De beroepscommissie heeft de Minister in de gelegenheid gesteld schriftelijk te reageren op het beroep en klager alsmede zijn raadsman om zijn beroep schriftelijk toe te lichten.

Op grond van haar onderzoek overweegt en beslist de beroepscommissie als volgt.

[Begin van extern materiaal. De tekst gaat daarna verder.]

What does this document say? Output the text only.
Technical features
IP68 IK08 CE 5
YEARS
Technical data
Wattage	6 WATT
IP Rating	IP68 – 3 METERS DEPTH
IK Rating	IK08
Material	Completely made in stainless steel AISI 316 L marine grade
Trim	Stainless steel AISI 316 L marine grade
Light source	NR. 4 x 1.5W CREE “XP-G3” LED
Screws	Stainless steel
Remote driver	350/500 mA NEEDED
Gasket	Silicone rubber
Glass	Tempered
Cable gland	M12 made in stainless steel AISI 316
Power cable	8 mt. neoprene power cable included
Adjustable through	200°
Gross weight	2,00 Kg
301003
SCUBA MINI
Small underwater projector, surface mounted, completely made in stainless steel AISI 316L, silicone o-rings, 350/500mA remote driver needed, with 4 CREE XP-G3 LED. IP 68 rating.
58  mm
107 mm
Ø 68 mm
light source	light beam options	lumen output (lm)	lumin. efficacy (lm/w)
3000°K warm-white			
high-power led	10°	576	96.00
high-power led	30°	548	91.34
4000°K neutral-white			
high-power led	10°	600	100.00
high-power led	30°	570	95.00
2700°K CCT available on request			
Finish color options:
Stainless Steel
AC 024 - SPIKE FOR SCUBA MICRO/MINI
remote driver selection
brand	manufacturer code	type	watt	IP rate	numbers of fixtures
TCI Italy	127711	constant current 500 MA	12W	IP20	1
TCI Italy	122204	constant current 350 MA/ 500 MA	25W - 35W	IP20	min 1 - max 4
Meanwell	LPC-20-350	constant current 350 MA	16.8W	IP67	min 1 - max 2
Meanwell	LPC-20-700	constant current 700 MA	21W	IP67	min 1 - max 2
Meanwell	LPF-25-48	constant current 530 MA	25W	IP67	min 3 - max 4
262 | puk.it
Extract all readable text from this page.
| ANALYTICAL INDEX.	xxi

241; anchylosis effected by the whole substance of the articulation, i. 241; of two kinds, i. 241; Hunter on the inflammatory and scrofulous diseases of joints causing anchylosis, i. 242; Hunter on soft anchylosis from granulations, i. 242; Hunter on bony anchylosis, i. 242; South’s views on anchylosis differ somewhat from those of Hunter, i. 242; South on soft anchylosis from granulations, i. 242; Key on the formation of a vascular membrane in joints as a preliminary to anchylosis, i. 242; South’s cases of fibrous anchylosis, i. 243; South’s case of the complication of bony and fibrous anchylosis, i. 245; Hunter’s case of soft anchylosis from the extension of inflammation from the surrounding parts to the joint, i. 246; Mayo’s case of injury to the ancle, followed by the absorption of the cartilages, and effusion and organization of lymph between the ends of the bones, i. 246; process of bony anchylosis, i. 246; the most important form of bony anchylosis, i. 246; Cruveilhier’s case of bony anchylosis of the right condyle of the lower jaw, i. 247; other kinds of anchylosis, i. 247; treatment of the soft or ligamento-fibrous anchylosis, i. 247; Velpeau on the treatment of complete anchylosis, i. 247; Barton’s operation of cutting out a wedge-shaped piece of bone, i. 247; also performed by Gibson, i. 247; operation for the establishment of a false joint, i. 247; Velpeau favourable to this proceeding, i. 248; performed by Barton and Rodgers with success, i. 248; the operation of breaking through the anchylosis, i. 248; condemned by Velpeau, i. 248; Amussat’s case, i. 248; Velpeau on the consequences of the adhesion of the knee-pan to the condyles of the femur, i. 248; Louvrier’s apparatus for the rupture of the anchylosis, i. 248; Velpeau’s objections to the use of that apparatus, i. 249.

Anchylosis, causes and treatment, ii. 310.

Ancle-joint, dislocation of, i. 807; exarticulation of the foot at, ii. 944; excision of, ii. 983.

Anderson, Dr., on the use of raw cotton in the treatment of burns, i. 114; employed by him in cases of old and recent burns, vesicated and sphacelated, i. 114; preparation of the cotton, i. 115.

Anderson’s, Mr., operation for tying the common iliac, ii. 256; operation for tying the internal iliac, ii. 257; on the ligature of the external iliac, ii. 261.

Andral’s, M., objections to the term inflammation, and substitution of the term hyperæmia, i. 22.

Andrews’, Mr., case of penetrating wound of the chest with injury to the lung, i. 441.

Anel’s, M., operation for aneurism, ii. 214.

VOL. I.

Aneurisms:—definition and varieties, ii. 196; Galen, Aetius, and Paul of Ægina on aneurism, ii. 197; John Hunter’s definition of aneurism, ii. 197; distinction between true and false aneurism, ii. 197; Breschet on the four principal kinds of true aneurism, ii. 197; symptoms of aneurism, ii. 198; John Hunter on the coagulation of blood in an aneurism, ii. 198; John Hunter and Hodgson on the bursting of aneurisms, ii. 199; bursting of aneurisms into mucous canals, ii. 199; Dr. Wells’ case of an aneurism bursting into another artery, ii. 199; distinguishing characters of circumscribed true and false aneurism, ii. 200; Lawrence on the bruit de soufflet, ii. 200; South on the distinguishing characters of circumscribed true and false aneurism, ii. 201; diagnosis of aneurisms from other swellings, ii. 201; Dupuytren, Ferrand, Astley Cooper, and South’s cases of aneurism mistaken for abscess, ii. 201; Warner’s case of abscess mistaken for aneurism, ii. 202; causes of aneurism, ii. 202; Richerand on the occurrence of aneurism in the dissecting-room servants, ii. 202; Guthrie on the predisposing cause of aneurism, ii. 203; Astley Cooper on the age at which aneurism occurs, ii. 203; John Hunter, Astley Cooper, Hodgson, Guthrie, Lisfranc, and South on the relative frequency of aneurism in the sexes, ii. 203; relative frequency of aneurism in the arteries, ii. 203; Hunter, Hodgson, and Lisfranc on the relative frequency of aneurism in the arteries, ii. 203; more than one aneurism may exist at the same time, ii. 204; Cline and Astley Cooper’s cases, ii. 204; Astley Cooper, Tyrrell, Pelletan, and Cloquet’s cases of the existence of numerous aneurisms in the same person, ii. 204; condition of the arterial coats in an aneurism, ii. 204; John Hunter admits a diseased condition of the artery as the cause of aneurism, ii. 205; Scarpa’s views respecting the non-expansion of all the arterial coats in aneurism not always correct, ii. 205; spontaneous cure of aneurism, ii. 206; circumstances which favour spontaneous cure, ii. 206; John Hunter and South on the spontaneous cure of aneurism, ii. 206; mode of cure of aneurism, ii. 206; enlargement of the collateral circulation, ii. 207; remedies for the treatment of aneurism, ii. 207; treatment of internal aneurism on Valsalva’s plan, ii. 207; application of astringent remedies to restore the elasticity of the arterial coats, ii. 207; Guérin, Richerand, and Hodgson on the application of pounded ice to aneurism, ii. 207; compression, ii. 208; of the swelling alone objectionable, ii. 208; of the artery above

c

1. De inhoud van de bestreden beslissing
De Minister heeft klagers verzoek tot het tijdelijk verlaten van de inrichting in het kader van incidenteel verlof afgewezen.

2. De standpunten
Door en namens klager is aangevoerd dat zijn verzoek tot het tijdelijk verlaten van de inrichting ten onrechte is afgewezen. Dit is als volgt toegelicht. De Minister heeft in zijn motivering aangegeven dat de aanwezigheid van klager bij het 50-jarig
huwelijksfeest van zijn ouders niet noodzakelijk zou zijn. De aanwezigheid van klager is wel degelijk noodzakelijk, nu het gezien de hoge leeftijd van zijn ouders zeker niet ondenkbaar is dat dit het laatste huwelijksjubileum is dat zij samen met al
hun
kinderen kunnen vieren. Klager heeft bovendien aangegeven, zoals blijkt uit het rapport van [...], forensisch maatschappelijk werker, dat de waarde van dit verlof voor zijn ouders (en daarmee voor hemzelf) groot is, omdat zij nu nog leven. Dit in
tegenstelling tot het verlof dat wordt verleend voor een begrafenis.
Daarnaast geeft de Minister aan dat gezien de maatschappelijke onrust die het delict heeft veroorzaakt, toewijzing van het verzoek niet past. Artikel 4 van de Regeling tijdelijk verlaten van de inrichting (hierna: de Regeling) geeft de
weigeringsgronden
aan. Onder sub i wordt genoemd het risico van maatschappelijke onrust. Zowel klager als zijn familie is zich bewust van het risico. Om dit risico uit te sluiten is in de aanvraag dan ook duidelijk naar voren gekomen dat klager en de overige betrokkenen
geen ruchtbaarheid zullen geven aan het verlof en dat de ontmoeting met de familie niet zal plaatsvinden in Middelburg alwaar de nabestaanden van het slachtoffer wonen. Het rapport van [forensisch maatschappelijk werker] ondersteunt dat klager en zijn
familie hiermee zeer zorgvuldig mee omgaan.
Voor het overige blijft klager bij de inhoud van het op 2 februari 2007 ingediende verzoekschrift met bijlagen.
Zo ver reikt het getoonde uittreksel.